Insurance Underwriting:N.Y. Fed Official Says QuestionIsn't Whether,

Underwriting insurance should be as much as part of banking as taking deposits or making loans, a senior Federal Reserve Bank of New York official said Thursday.

"The issue is how fast should banks be allowed to do it, not whether they should be allowed to do it," Ernest T. Patrikis, first vice president of the New York Fed, told a Practicing Law Institute conference here.

Insurance underwriting requires expertise in mathematics and investing - two skills bankers already possess, he said.

In a wide-ranging speech, Mr. Patrikis also said policymakers should not mandate whether banks conduct new activities directly or through holding company affiliates.

The Fed, which favors the holding company model, and the Office of the Comptroller of the Currency, which endorses letting banks engage in many activities directly, shouldn't use corporate structure as a battleground for regulatory supremacy, according to Mr. Patrikis.

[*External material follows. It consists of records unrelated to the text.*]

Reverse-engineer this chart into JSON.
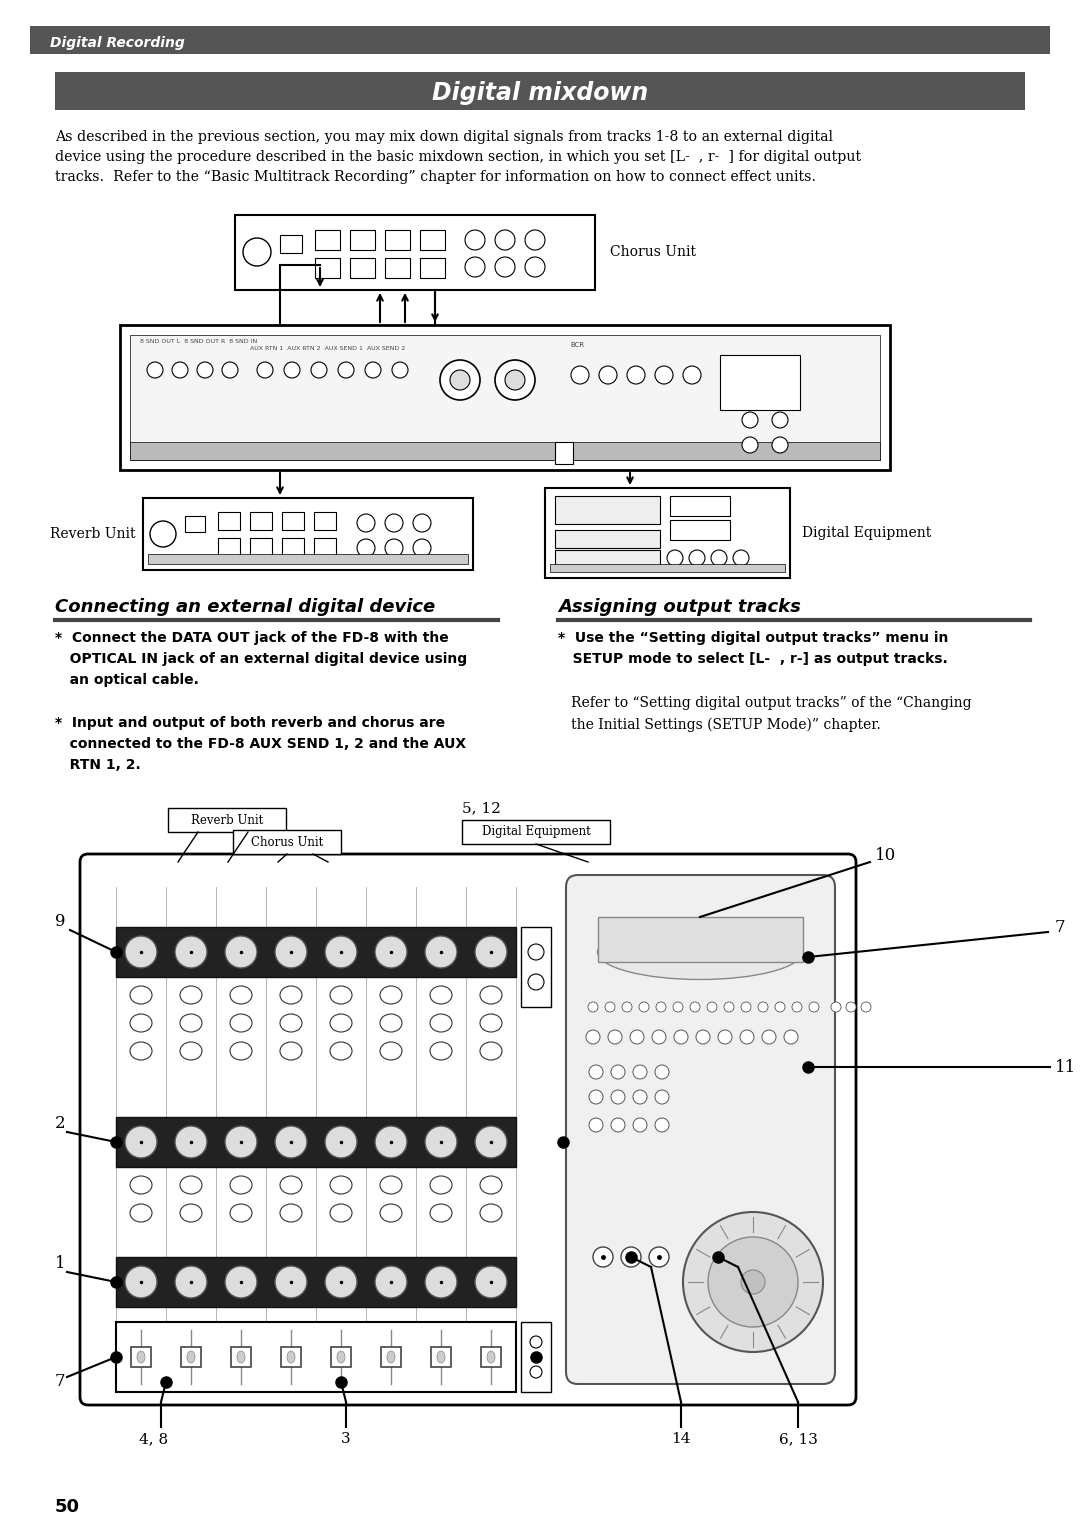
{
  "page_bg": "#ffffff",
  "header_bar_color": "#555555",
  "header_text": "Digital Recording",
  "header_text_color": "#ffffff",
  "title_bar_color": "#555555",
  "title_text": "Digital mixdown",
  "title_text_color": "#ffffff",
  "body_text_1": "As described in the previous section, you may mix down digital signals from tracks 1-8 to an external digital\ndevice using the procedure described in the basic mixdown section, in which you set [L-  , r-  ] for digital output\ntracks.  Refer to the “Basic Multitrack Recording” chapter for information on how to connect effect units.",
  "section_left_title": "Connecting an external digital device",
  "section_right_title": "Assigning output tracks",
  "section_left_bullet1": "*  Connect the DATA OUT jack of the FD-8 with the\n   OPTICAL IN jack of an external digital device using\n   an optical cable.",
  "section_left_bullet2": "*  Input and output of both reverb and chorus are\n   connected to the FD-8 AUX SEND 1, 2 and the AUX\n   RTN 1, 2.",
  "section_right_bullet1_bold": "*  Use the “Setting digital output tracks” menu in\n   SETUP mode to select [L-  , r-] as output tracks.",
  "section_right_bullet1_normal": "   Refer to “Setting digital output tracks” of the “Changing\n   the Initial Settings (SETUP Mode)” chapter.",
  "page_number": "50",
  "line_color": "#000000",
  "diagram_line_color": "#000000",
  "diagram_fill_color": "#f0f0f0",
  "dark_fill": "#888888"
}
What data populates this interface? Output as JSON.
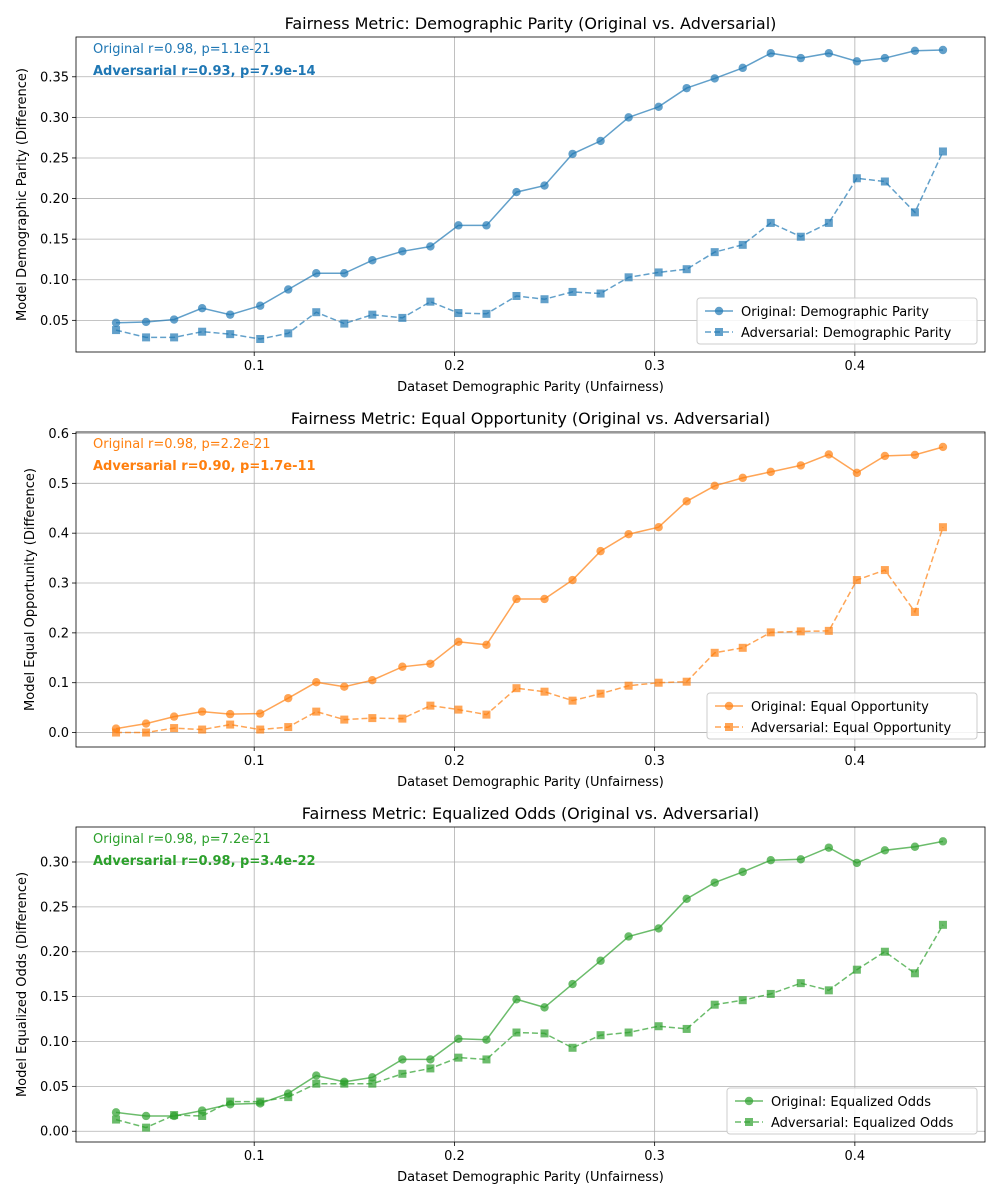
{
  "chart_data": [
    {
      "type": "line",
      "title": "Fairness Metric: Demographic Parity (Original vs. Adversarial)",
      "xlabel": "Dataset Demographic Parity (Unfairness)",
      "ylabel": "Model Demographic Parity (Difference)",
      "color": "#1f77b4",
      "xlim": [
        0.011,
        0.465
      ],
      "ylim": [
        0.011,
        0.399
      ],
      "xticks": [
        0.1,
        0.2,
        0.3,
        0.4
      ],
      "xtick_labels": [
        "0.1",
        "0.2",
        "0.3",
        "0.4"
      ],
      "yticks": [
        0.05,
        0.1,
        0.15,
        0.2,
        0.25,
        0.3,
        0.35
      ],
      "ytick_labels": [
        "0.05",
        "0.10",
        "0.15",
        "0.20",
        "0.25",
        "0.30",
        "0.35"
      ],
      "grid": true,
      "legend_position": "lower right",
      "annotations": [
        "Original r=0.98, p=1.1e-21",
        "Adversarial r=0.93, p=7.9e-14"
      ],
      "x": [
        0.031,
        0.046,
        0.06,
        0.074,
        0.088,
        0.103,
        0.117,
        0.131,
        0.145,
        0.159,
        0.174,
        0.188,
        0.202,
        0.216,
        0.231,
        0.245,
        0.259,
        0.273,
        0.287,
        0.302,
        0.316,
        0.33,
        0.344,
        0.358,
        0.373,
        0.387,
        0.401,
        0.415,
        0.43,
        0.444
      ],
      "series": [
        {
          "name": "Original: Demographic Parity",
          "style": "solid",
          "marker": "circle",
          "values": [
            0.047,
            0.048,
            0.051,
            0.065,
            0.057,
            0.068,
            0.088,
            0.108,
            0.108,
            0.124,
            0.135,
            0.141,
            0.167,
            0.167,
            0.208,
            0.216,
            0.255,
            0.271,
            0.3,
            0.313,
            0.336,
            0.348,
            0.361,
            0.379,
            0.373,
            0.379,
            0.369,
            0.373,
            0.382,
            0.383
          ]
        },
        {
          "name": "Adversarial: Demographic Parity",
          "style": "dashed",
          "marker": "square",
          "values": [
            0.038,
            0.029,
            0.029,
            0.036,
            0.033,
            0.027,
            0.034,
            0.06,
            0.046,
            0.057,
            0.053,
            0.073,
            0.059,
            0.058,
            0.08,
            0.076,
            0.085,
            0.083,
            0.103,
            0.109,
            0.113,
            0.134,
            0.143,
            0.17,
            0.153,
            0.17,
            0.225,
            0.221,
            0.183,
            0.258
          ]
        }
      ]
    },
    {
      "type": "line",
      "title": "Fairness Metric: Equal Opportunity (Original vs. Adversarial)",
      "xlabel": "Dataset Demographic Parity (Unfairness)",
      "ylabel": "Model Equal Opportunity (Difference)",
      "color": "#ff7f0e",
      "xlim": [
        0.011,
        0.465
      ],
      "ylim": [
        -0.029,
        0.603
      ],
      "xticks": [
        0.1,
        0.2,
        0.3,
        0.4
      ],
      "xtick_labels": [
        "0.1",
        "0.2",
        "0.3",
        "0.4"
      ],
      "yticks": [
        0.0,
        0.1,
        0.2,
        0.3,
        0.4,
        0.5,
        0.6
      ],
      "ytick_labels": [
        "0.0",
        "0.1",
        "0.2",
        "0.3",
        "0.4",
        "0.5",
        "0.6"
      ],
      "grid": true,
      "legend_position": "lower right",
      "annotations": [
        "Original r=0.98, p=2.2e-21",
        "Adversarial r=0.90, p=1.7e-11"
      ],
      "x": [
        0.031,
        0.046,
        0.06,
        0.074,
        0.088,
        0.103,
        0.117,
        0.131,
        0.145,
        0.159,
        0.174,
        0.188,
        0.202,
        0.216,
        0.231,
        0.245,
        0.259,
        0.273,
        0.287,
        0.302,
        0.316,
        0.33,
        0.344,
        0.358,
        0.373,
        0.387,
        0.401,
        0.415,
        0.43,
        0.444
      ],
      "series": [
        {
          "name": "Original: Equal Opportunity",
          "style": "solid",
          "marker": "circle",
          "values": [
            0.008,
            0.018,
            0.032,
            0.042,
            0.037,
            0.038,
            0.069,
            0.101,
            0.092,
            0.105,
            0.132,
            0.138,
            0.182,
            0.176,
            0.268,
            0.268,
            0.306,
            0.364,
            0.398,
            0.412,
            0.464,
            0.495,
            0.511,
            0.523,
            0.536,
            0.558,
            0.521,
            0.555,
            0.557,
            0.573
          ]
        },
        {
          "name": "Adversarial: Equal Opportunity",
          "style": "dashed",
          "marker": "square",
          "values": [
            0.0,
            0.0,
            0.009,
            0.006,
            0.016,
            0.006,
            0.011,
            0.042,
            0.026,
            0.029,
            0.028,
            0.054,
            0.046,
            0.036,
            0.089,
            0.082,
            0.064,
            0.078,
            0.094,
            0.1,
            0.102,
            0.16,
            0.17,
            0.201,
            0.203,
            0.204,
            0.306,
            0.326,
            0.242,
            0.412
          ]
        }
      ]
    },
    {
      "type": "line",
      "title": "Fairness Metric: Equalized Odds (Original vs. Adversarial)",
      "xlabel": "Dataset Demographic Parity (Unfairness)",
      "ylabel": "Model Equalized Odds (Difference)",
      "color": "#2ca02c",
      "xlim": [
        0.011,
        0.465
      ],
      "ylim": [
        -0.012,
        0.339
      ],
      "xticks": [
        0.1,
        0.2,
        0.3,
        0.4
      ],
      "xtick_labels": [
        "0.1",
        "0.2",
        "0.3",
        "0.4"
      ],
      "yticks": [
        0.0,
        0.05,
        0.1,
        0.15,
        0.2,
        0.25,
        0.3
      ],
      "ytick_labels": [
        "0.00",
        "0.05",
        "0.10",
        "0.15",
        "0.20",
        "0.25",
        "0.30"
      ],
      "grid": true,
      "legend_position": "lower right",
      "annotations": [
        "Original r=0.98, p=7.2e-21",
        "Adversarial r=0.98, p=3.4e-22"
      ],
      "x": [
        0.031,
        0.046,
        0.06,
        0.074,
        0.088,
        0.103,
        0.117,
        0.131,
        0.145,
        0.159,
        0.174,
        0.188,
        0.202,
        0.216,
        0.231,
        0.245,
        0.259,
        0.273,
        0.287,
        0.302,
        0.316,
        0.33,
        0.344,
        0.358,
        0.373,
        0.387,
        0.401,
        0.415,
        0.43,
        0.444
      ],
      "series": [
        {
          "name": "Original: Equalized Odds",
          "style": "solid",
          "marker": "circle",
          "values": [
            0.021,
            0.017,
            0.017,
            0.023,
            0.03,
            0.031,
            0.042,
            0.062,
            0.055,
            0.06,
            0.08,
            0.08,
            0.103,
            0.102,
            0.147,
            0.138,
            0.164,
            0.19,
            0.217,
            0.226,
            0.259,
            0.277,
            0.289,
            0.302,
            0.303,
            0.316,
            0.299,
            0.313,
            0.317,
            0.323
          ]
        },
        {
          "name": "Adversarial: Equalized Odds",
          "style": "dashed",
          "marker": "square",
          "values": [
            0.013,
            0.004,
            0.018,
            0.017,
            0.033,
            0.033,
            0.038,
            0.053,
            0.053,
            0.053,
            0.064,
            0.07,
            0.082,
            0.08,
            0.11,
            0.109,
            0.093,
            0.107,
            0.11,
            0.117,
            0.114,
            0.141,
            0.146,
            0.153,
            0.165,
            0.157,
            0.18,
            0.2,
            0.176,
            0.23
          ]
        }
      ]
    }
  ]
}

"You know the Fed says, 'Tsk, tsk, tsk, it should be done under a holding company,'" he said. "But the issue shouldn't be which regulator has precedence; the issue ought to be what's the best structure for banks, consumers, and businesses."

However, when asked how banks should be allowed to underwrite insurance, Mr. Patrikis retreated to more conservative ground, saying the business ought to be done in holding company subsidiaries.

Mr. Patrikis also argued against letting banks affiliate with commercial firms, arguing that such combinations have not been tested sufficiently. He added that a bank may be tempted to lower credit standards when lending to an affiliated nonbanking company.

"We want a banker, when he grants credit in times when credit may be a little tight, to do so because it is the better credit, not because it is a brother or sister (company(," Mr. Patrikis said. "The question is whether people are going to be that rational."